I wanted to get your thoughts on a behaviour I noticed in ERPNext when handling return to supplier entries. Here is the scenario:
We receive a shipment from supplier, there are many costs associated with this such as local shipping, customs, and freight charges. So, we use Landed Cost voucher to add the costs associated to the item’s valuation.
A few weeks later we notice some defects in some of the products. We reach out to our supplier, and they issue a credit note. However, supplier doesn’t care about our extra cost on the product and only issue a credit for the amount they invoiced. Therefor, the difference between the amount credited and the item valuation (I believe) becomes an expense to the company.
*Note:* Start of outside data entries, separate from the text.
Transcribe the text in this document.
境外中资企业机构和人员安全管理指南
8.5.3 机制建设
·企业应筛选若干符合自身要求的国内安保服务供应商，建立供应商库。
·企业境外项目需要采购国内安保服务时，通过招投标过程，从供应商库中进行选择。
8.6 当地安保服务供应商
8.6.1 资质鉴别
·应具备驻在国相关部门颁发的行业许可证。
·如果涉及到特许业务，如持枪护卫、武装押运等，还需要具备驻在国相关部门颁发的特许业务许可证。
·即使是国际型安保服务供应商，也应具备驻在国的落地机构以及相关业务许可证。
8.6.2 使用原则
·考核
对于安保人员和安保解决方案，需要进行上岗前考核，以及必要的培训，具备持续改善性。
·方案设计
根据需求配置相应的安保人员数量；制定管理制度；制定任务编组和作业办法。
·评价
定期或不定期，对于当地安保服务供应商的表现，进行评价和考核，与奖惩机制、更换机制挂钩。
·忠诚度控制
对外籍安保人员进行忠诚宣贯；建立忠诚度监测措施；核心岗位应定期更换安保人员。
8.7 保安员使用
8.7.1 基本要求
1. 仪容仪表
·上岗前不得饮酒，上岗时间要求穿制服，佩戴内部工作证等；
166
Purchase Invoice (Debit Note) against the supplier for the credit not supplier issued. (Update Stock is checked)
The amount credited from supplier is transferred from Stock account to supplier accounts payable account.
The difference between the amount credited from supplier and item valuation would be booked as some expense for the company. Possibly “Expenses Included in Valuation”
The difference between valuation rate and suppliers credit note is booked against “Cost of Goods Sold” I don’t know why; I suspect this is a bug. Why would it book against such an account when the goods haven’t been sold?
I’ve found a similar behaviour in the past doing a different flow:
Does anyone have any experience why the valuation difference books against COGS?